Abingdon Museum is celebrating Christmas with an array of the historic, the fun and the bizarre, writes SYLVIA VETTA

Mince pies, Queen Elizabeth I, pico-pipes and rollerblading are all features of a Christmas Show at Abingdon Museum. Lauren Gilmour, the curator, will provide the food, the Oxford Drama Wardrobe Collection the costume for the Tudor monarch, and the Bate Collection in Oxford is lending the pico-pipes. But the rollerblading?

Simon Coates, the director of Abingdon Touring Theatre, assures me rollerblades are essential to celebrate December 25 in modern-day Venezuela.

Abingdon County Hall is home to the town's museum. This attractive building was completed in 1682 under the supervision of Christopher Kempster, who was one of Christopher Wren's masons at St Paul's Cathedral. Although the identity of the architect is not certain, it is Grade-I listed and its fine proportions are in the style of Wren.

Lauren said: "Oxfordshire Museum Service's collection from Christmas Past features Victorian, Edwardian and 20th-century cards and cake decorations, toys, gifts, tins and spices for creating the Christmas cake, pudding and pies, recipes and sometimes the food itself."

The festive mince pies are the first ingredient but what about the Queen?

"On display are costumes intended for a series of historical personalities, including Samuel Pepys, whose Christmas celebrations will surprise you, and fictional characters from Alice in Wonderland, Beauty and the Beast and Aslan's cloak from a Dragon School production of The Lion, the Witch and the Wardrobe are on loan from the Oxford Drama Wardrobe Collection."

The collection of clothing was started in the 1930s by Beatrice Saxon-Snell and under Alex Graham has grown to 4,500 items including original historic garments. At least one of its regal pieces will be on display in Abingdon.

Hugo Brunner, Lord Lieutenant of Oxfordshire and Patron of the Wardrobe, said: "It is a unique resource of which Oxfordshire can be justly proud."

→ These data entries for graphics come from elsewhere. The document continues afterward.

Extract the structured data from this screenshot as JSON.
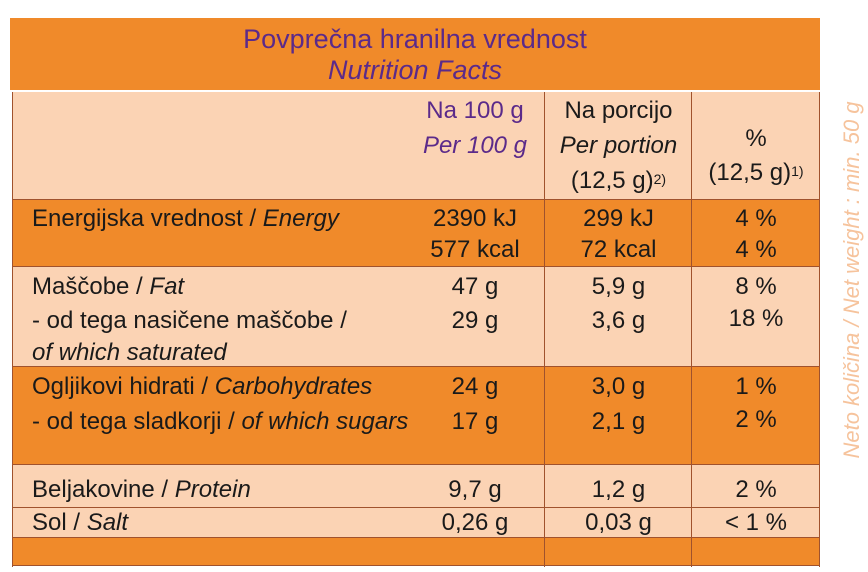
{
  "title": {
    "sl": "Povprečna hranilna vrednost",
    "en": "Nutrition Facts"
  },
  "headers": {
    "per100": {
      "sl": "Na 100 g",
      "en": "Per 100 g"
    },
    "perportion": {
      "sl": "Na porcijo",
      "en": "Per portion",
      "size": "(12,5 g)",
      "note": "2)"
    },
    "percent": {
      "symbol": "%",
      "size": "(12,5 g)",
      "note": "1)"
    }
  },
  "rows": {
    "energy": {
      "sl": "Energijska vrednost",
      "en": "Energy",
      "per100_kj": "2390 kJ",
      "per100_kcal": "577 kcal",
      "portion_kj": "299 kJ",
      "portion_kcal": "72 kcal",
      "pct_kj": "4 %",
      "pct_kcal": "4 %"
    },
    "fat": {
      "sl": "Maščobe",
      "en": "Fat",
      "per100": "47 g",
      "portion": "5,9 g",
      "pct": "8 %"
    },
    "saturated": {
      "sl": "- od tega nasičene maščobe /",
      "en": "of which saturated",
      "per100": "29 g",
      "portion": "3,6 g",
      "pct": "18 %"
    },
    "carbs": {
      "sl": "Ogljikovi hidrati",
      "en": "Carbohydrates",
      "per100": "24 g",
      "portion": "3,0 g",
      "pct": "1 %"
    },
    "sugars": {
      "sl": "- od tega sladkorji",
      "en": "of which sugars",
      "per100": "17 g",
      "portion": "2,1 g",
      "pct": "2 %"
    },
    "protein": {
      "sl": "Beljakovine",
      "en": "Protein",
      "per100": "9,7 g",
      "portion": "1,2 g",
      "pct": "2 %"
    },
    "salt": {
      "sl": "Sol",
      "en": "Salt",
      "per100": "0,26 g",
      "portion": "0,03 g",
      "pct": "< 1 %"
    }
  },
  "side_text": "Neto količina / Net weight : min. 50 g",
  "colors": {
    "orange": "#f08a2a",
    "peach": "#fbd3b4",
    "purple": "#5b2a8a",
    "border": "#a0522d"
  }
}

Music, of course, as well as the theatre, feature in many people's festive entertainment. From the Bate Collection has come eight rare instruments. That accounts for the pico-pipes but also for a strange instrument, the harp-lute-guitar, and a serpentine used to accompany early choirs reminiscent of Thomas Hardy's woodlanders wassailing around the village.

As for the famous diarist, curator Lauren Gilmour said "On one occasion his wife's black eye meant they had to cry off an invitation to Christmas festivities at the home of Pepys' superior officer's."?

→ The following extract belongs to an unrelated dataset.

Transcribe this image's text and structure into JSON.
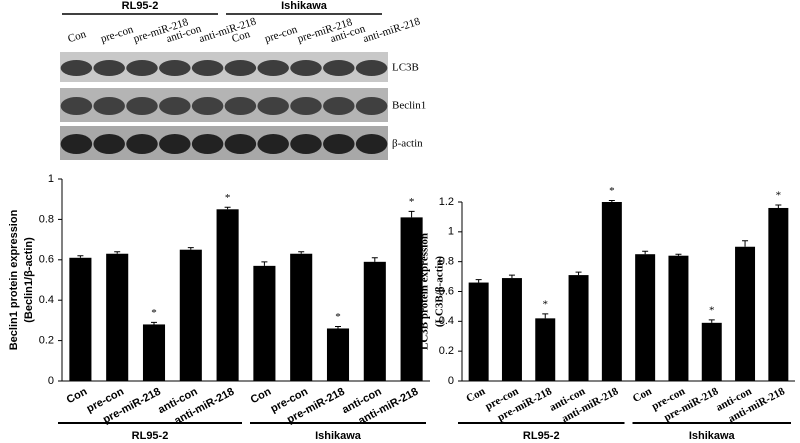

That still leaves the rollerblading. This is where the Abingdon Touring Theatre comes into the picture. Actors Ben Revell and Amy Standish will be in the museum between 1.30pm and 3.30pm every day between December 27 and 31. They will entertain visitors with a cabaret of unusual ways people celebrate in other parts of the world - including rollerblading to church in Venezuela! To outsiders some of our customs may seem strange. Some years ago I took an American friend to a dress rehearsal of our village pantomime. While I enjoyed joining in with "he's behind you", my friend was completely mystified as to why anyone pays to see this entertainment.

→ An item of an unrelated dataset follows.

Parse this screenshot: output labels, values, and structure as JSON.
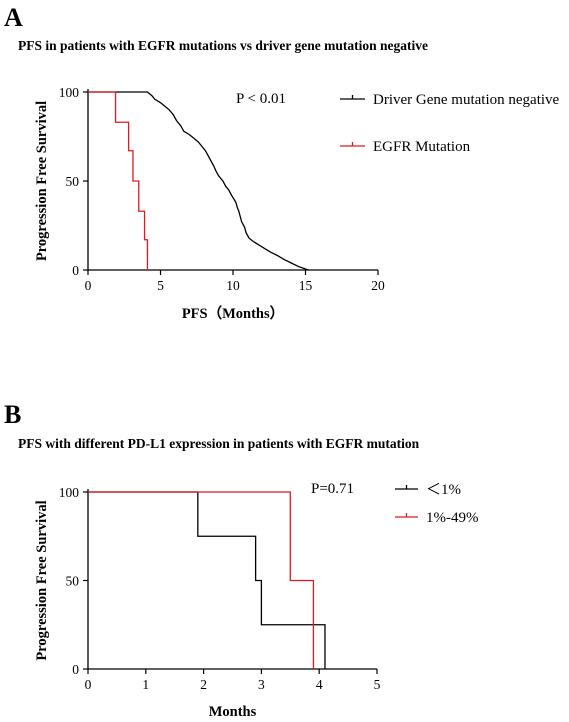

Simon Coates, who founded Abingdon Touring Theatre two years ago, said of their performance: "We are all in the 18-25 age group. Performers are either gap-year students or recent drama school or university graduates. For most this is their first experience of the professional theatre. Only two are full time so I describe ATT as a 'rolling company'.

"Last year we travelled around the county with productions of Talking Heads by Alan Bennett and Aesop's Fables. Our 2008 programme begins in Thame on January 17 with John Godber's Teechers."

This is only the second exhibition in the Abingdon Museum I have reviewed, the first being their Swinging Sixties exhibition. Mounting shows along side the permanent collections poses a problem. The elegant building has changed little since the 17th century and the museum is applying for a Heritage Lottery grant to enable it to fulfil functions for the 21st century. The proposal is to glaze in the arcade and create lift access to the magnificent first-floor Sessions Hall.

The exhibition continues until January 9. Entry is free. There are also family activities in the gallery December 27 and 28 and January 2-5, and from December 27-30 is The Night after Christmas with Oxfordshire Touring Theatre.